Eine kleine Kirchgemeinde in Texas: Inmitten von klatschenden Menschen döst der zwölfjährige Sonny vor sich hin, während vorne ein Prediger singend und tanzend das Evangelium verkündet. Geprägt von solchen intensiven Erfahrungen, entwickelt sich auch Sonny zu einem Glaubensverkünder. Er wird fromm und populär, aber er ist auch impulsiv und exzentrisch. Jahre später: Sonnys Glück scheint perfekt: Er ist verheiratet mit der schönen Jessie (Farrah Fawcett), hat zwei nette Kinder und ist Pfarrer einer treuen Kirchgemeinde. Als er seine Gattin mit dem jungen Kollegen Horace (Todd Allen) beim Ehebruch erwischt, bricht die heile Welt zusammen. Und als ob eine Hiobsbotschaft nicht genug wäre: Die untreue Gattin agitiert im Kirchenrat, bis dieser Sonny aus seinen Diensten entlässt. Das ist selbst für den Frömmsten zuviel. Nach dem alttestamentarischen Motto "Auge um Auge, Zahn um Zahn" schlägt er den Nebenbuhler mit einem Baseball-Schläger nieder. In Texas kann er natürlich jetzt nicht mehr bleiben. Da "Körperverletzung" sich nicht gut macht im Lebenslauf eines christlichen Predigers, verschafft sich Sonny eine neue Identität und pilgert nun als "der Apostel" durch die Südstaaten.

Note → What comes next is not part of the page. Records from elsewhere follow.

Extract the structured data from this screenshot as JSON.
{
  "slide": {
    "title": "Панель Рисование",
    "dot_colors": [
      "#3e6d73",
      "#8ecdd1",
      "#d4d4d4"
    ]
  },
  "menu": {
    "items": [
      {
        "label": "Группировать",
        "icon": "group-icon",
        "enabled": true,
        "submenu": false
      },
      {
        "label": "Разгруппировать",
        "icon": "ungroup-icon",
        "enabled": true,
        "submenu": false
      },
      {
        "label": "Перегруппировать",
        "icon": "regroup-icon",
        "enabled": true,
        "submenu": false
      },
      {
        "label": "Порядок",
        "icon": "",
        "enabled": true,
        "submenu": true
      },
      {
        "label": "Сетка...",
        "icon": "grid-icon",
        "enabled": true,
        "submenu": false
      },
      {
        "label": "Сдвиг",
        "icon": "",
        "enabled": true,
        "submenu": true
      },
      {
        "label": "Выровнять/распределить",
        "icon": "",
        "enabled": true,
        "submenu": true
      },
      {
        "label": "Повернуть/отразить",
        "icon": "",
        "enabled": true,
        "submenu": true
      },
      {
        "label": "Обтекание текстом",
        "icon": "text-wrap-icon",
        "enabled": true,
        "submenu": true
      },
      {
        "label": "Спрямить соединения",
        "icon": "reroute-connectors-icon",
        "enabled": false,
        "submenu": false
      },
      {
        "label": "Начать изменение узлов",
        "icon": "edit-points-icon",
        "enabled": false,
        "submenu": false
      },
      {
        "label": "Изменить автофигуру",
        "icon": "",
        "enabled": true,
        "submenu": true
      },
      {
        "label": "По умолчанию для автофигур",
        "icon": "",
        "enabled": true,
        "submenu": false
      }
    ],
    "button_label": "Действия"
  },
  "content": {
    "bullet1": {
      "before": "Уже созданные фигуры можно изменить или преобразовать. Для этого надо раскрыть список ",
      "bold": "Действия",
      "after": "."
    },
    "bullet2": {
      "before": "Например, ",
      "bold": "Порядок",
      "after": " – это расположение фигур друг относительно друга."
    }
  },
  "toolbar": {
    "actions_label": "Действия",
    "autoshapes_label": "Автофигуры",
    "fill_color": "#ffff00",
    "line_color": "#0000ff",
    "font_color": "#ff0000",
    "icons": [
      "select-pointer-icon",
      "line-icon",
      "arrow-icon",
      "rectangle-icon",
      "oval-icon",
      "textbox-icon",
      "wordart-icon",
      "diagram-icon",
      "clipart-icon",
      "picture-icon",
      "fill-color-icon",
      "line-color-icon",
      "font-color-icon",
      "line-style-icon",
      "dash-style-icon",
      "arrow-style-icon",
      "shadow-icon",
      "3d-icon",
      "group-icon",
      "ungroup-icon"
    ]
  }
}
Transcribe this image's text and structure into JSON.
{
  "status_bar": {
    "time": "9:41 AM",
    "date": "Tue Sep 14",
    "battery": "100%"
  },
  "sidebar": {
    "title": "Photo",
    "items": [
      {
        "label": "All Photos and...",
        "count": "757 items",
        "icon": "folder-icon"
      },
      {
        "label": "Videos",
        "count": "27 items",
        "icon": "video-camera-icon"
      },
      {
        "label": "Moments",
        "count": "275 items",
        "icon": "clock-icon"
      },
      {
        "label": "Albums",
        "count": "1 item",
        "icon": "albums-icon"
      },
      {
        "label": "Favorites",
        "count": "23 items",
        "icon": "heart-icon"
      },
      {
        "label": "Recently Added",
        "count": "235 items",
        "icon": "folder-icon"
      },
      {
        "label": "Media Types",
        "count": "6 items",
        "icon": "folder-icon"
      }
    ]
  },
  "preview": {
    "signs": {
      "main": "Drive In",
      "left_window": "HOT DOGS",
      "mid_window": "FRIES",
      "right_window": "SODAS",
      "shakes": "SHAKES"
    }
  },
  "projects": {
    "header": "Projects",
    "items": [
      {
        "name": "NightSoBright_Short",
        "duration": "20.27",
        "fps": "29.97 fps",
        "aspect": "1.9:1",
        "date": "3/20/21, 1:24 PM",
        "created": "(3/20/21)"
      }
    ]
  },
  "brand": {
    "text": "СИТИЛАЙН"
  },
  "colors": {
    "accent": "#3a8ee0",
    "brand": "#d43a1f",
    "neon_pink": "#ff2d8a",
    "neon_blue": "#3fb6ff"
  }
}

Robert Duvall arbeitete über den Zeitraum von dreizehn Jahren an diesem Film. Das unerschöpfliche Mass an Energie und Ausdauer, das er in seine Ein-Mann-Show gesteckt hat, charakterisiert auch seine Hauptfigur. Pausenlos predigt, bekehrt und verkündet dieser Sonny. Mit Charisma und Tatendrang krempelt er auf seiner Flucht eine ganze Kleinstadt um, in welcher er die alte Kapelle renoviert und nebenbei als Mechaniker, Kellner und Eisverkäufer jobbt, um die neue Kirchgemeinde zu finanzieren. Und weil auch eine Romanze nicht fehlen darf, verliebt er sich ausserdem in die Sekretärin des Lokalradiosenders (Miranda Richardson).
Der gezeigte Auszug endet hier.